死を人生の中でどう捉えるか、死生観は人それぞれです。

65歳で大腸がんの末期の男性は、最近生まれ故郷の景色がとても懐かしく思い出されるという話をされました。

祖父母はいつも自分を甘やかしてくれて、近所のスーパーでお菓子をたくさん買ってもらったこと。子どもがいない叔父は自分のことを息子のようにかわいがってくれ、いつもドライブに連れて行ってくれたこと。幼馴染とワクワクしながら浜辺で花火を見たこと。真夏のネギ畑の強烈なにおいの中を両親につれられて銭湯へ行ったこと。エピソードの1つひとつが温かく、何度振り返ってもそのたびに気持ちが満たされたそうです。

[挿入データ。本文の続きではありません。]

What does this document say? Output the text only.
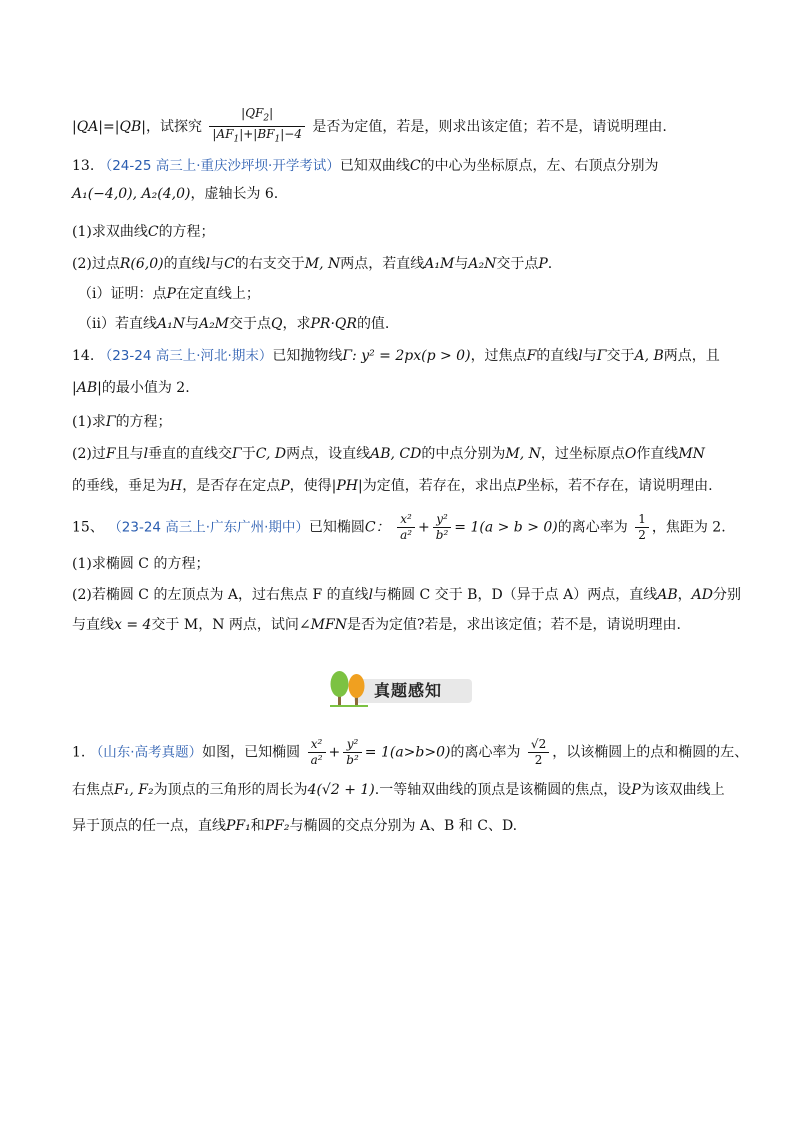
|QA|=|QB|，试探究 $\frac{|QF_2|}{|AF_1|+|BF_1|-4}$ 是否为定值，若是，则求出该定值；若不是，请说明理由.
13. （24-25 高三上·重庆沙坪坝·开学考试）已知双曲线C的中心为坐标原点，左、右顶点分别为
A₁(−4,0), A₂(4,0)，虚轴长为 6.
(1)求双曲线C的方程；
(2)过点R(6,0)的直线l与C的右支交于M, N两点，若直线A₁M与A₂N交于点P.
（i）证明：点P在定直线上；
（ii）若直线A₁N与A₂M交于点Q，求PR·QR的值.
14. （23-24 高三上·河北·期末）已知抛物线Γ: y² = 2px(p > 0)，过焦点F的直线l与Γ交于A, B两点，且
|AB|的最小值为 2.
(1)求Γ的方程；
(2)过F且与l垂直的直线交Γ于C, D两点，设直线AB, CD的中点分别为M, N，过坐标原点O作直线MN
的垂线，垂足为H，是否存在定点P，使得|PH|为定值，若存在，求出点P坐标，若不存在，请说明理由.
15、 （23-24 高三上·广东广州·期中）已知椭圆C： $\frac{\text{x²}}{\text{a²}} + \frac{\text{y²}}{\text{b²}} = 1(a > b > 0)$的离心率为 $\frac{1}{2}$ ，焦距为 2.
(1)求椭圆 C 的方程；
(2)若椭圆 C 的左顶点为 A，过右焦点 F 的直线l与椭圆 C 交于 B，D（异于点 A）两点，直线AB，AD分别
与直线x = 4交于 M，N 两点，试问∠MFN是否为定值?若是，求出该定值；若不是，请说明理由.
真题感知
1. （山东·高考真题）如图，已知椭圆 $\frac{\text{x²}}{\text{a²}} + \frac{\text{y²}}{\text{b²}} = 1(a>b>0)$的离心率为 $\frac{√2}{2}$ ，以该椭圆上的点和椭圆的左、
右焦点F₁, F₂为顶点的三角形的周长为4(√2 + 1).一等轴双曲线的顶点是该椭圆的焦点，设P为该双曲线上
异于顶点的任一点，直线PF₁和PF₂与椭圆的交点分别为 A、B 和 C、D.
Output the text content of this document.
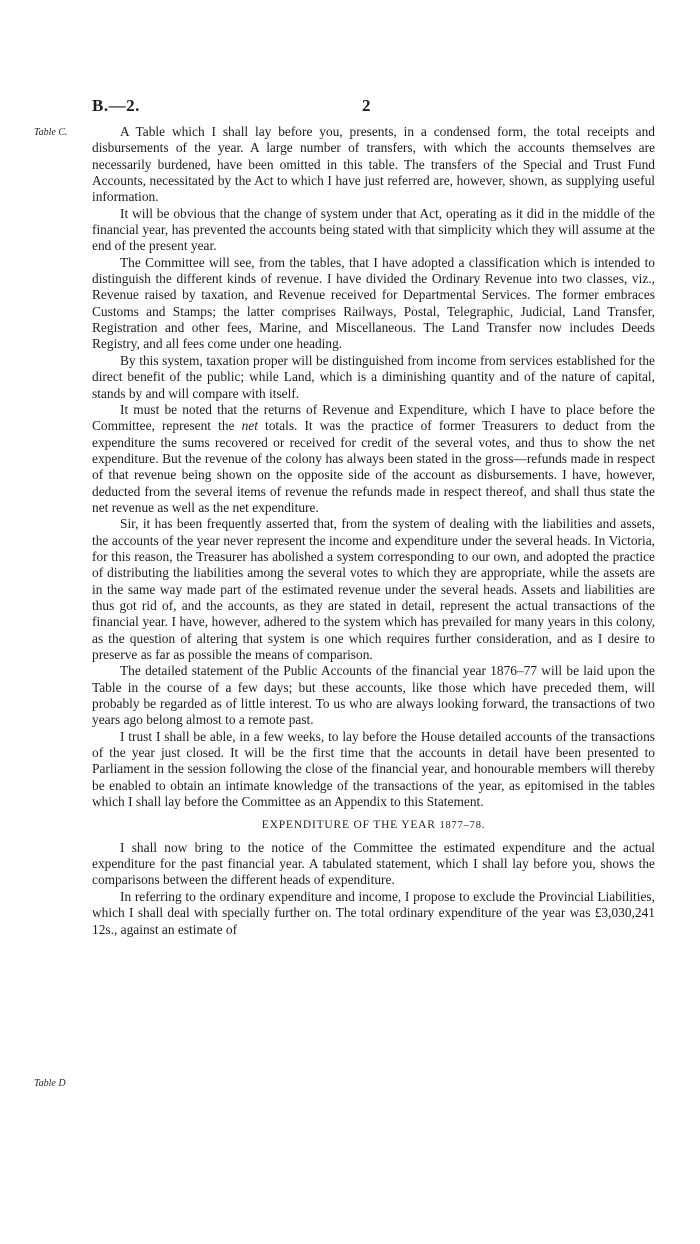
B.—2.	2
Table C.
Table D

A Table which I shall lay before you, presents, in a condensed form, the total receipts and disbursements of the year. A large number of transfers, with which the accounts themselves are necessarily burdened, have been omitted in this table. The transfers of the Special and Trust Fund Accounts, necessitated by the Act to which I have just referred are, however, shown, as supplying useful information.

It will be obvious that the change of system under that Act, operating as it did in the middle of the financial year, has prevented the accounts being stated with that simplicity which they will assume at the end of the present year.

The Committee will see, from the tables, that I have adopted a classification which is intended to distinguish the different kinds of revenue. I have divided the Ordinary Revenue into two classes, viz., Revenue raised by taxation, and Revenue received for Departmental Services. The former embraces Customs and Stamps; the latter comprises Railways, Postal, Telegraphic, Judicial, Land Transfer, Registration and other fees, Marine, and Miscellaneous. The Land Transfer now includes Deeds Registry, and all fees come under one heading.

By this system, taxation proper will be distinguished from income from services established for the direct benefit of the public; while Land, which is a diminishing quantity and of the nature of capital, stands by and will compare with itself.

It must be noted that the returns of Revenue and Expenditure, which I have to place before the Committee, represent the net totals. It was the practice of former Treasurers to deduct from the expenditure the sums recovered or received for credit of the several votes, and thus to show the net expenditure. But the revenue of the colony has always been stated in the gross—refunds made in respect of that revenue being shown on the opposite side of the account as disbursements. I have, however, deducted from the several items of revenue the refunds made in respect thereof, and shall thus state the net revenue as well as the net expenditure.

Sir, it has been frequently asserted that, from the system of dealing with the liabilities and assets, the accounts of the year never represent the income and expenditure under the several heads. In Victoria, for this reason, the Treasurer has abolished a system corresponding to our own, and adopted the practice of distributing the liabilities among the several votes to which they are appropriate, while the assets are in the same way made part of the estimated revenue under the several heads. Assets and liabilities are thus got rid of, and the accounts, as they are stated in detail, represent the actual transactions of the financial year. I have, however, adhered to the system which has prevailed for many years in this colony, as the question of altering that system is one which requires further consideration, and as I desire to preserve as far as possible the means of comparison.

The detailed statement of the Public Accounts of the financial year 1876–77 will be laid upon the Table in the course of a few days; but these accounts, like those which have preceded them, will probably be regarded as of little interest. To us who are always looking forward, the transactions of two years ago belong almost to a remote past.

I trust I shall be able, in a few weeks, to lay before the House detailed accounts of the transactions of the year just closed. It will be the first time that the accounts in detail have been presented to Parliament in the session following the close of the financial year, and honourable members will thereby be enabled to obtain an intimate knowledge of the transactions of the year, as epitomised in the tables which I shall lay before the Committee as an Appendix to this Statement.

EXPENDITURE OF THE YEAR 1877–78.

I shall now bring to the notice of the Committee the estimated expenditure and the actual expenditure for the past financial year. A tabulated statement, which I shall lay before you, shows the comparisons between the different heads of expenditure.

In referring to the ordinary expenditure and income, I propose to exclude the Provincial Liabilities, which I shall deal with specially further on. The total ordinary expenditure of the year was £3,030,241 12s., against an estimate of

そして、「自分もいろんな人生の登場人物になっているだろうな。僕のことを覚えていてくれる人が生き続ける。大切な人の思いを僕が受けて次の人にそれを手渡している。そう考えると、自分はちゃんと命をつなぐ役割を果たしているような気がするんだ」と。

死後の世界が存在しないとしても、自分の魂(たましい)が大切な人の中で生き続けると捉える人もいます。また、そう思うことで「死によって自分が消滅する恐怖」が和らぐことにもつながります。

多くの人は、死という人生のフィナーレのために、きちんと準備をする時間があることを望まれるでしょう。がんで亡くなられた宗教学者の岸本英夫さんは、死を「大切な人たちとの大きな別れ」と捉え、良い別れをするために相応の準備をすることで心が穏やかになると言っています。

旅の終着点、命をつなぐ役割、大切な人との大きな別れ、いずれの考え方も1度だけの人生を一生懸命生きて、死に備えるという姿勢につながっていくと思います。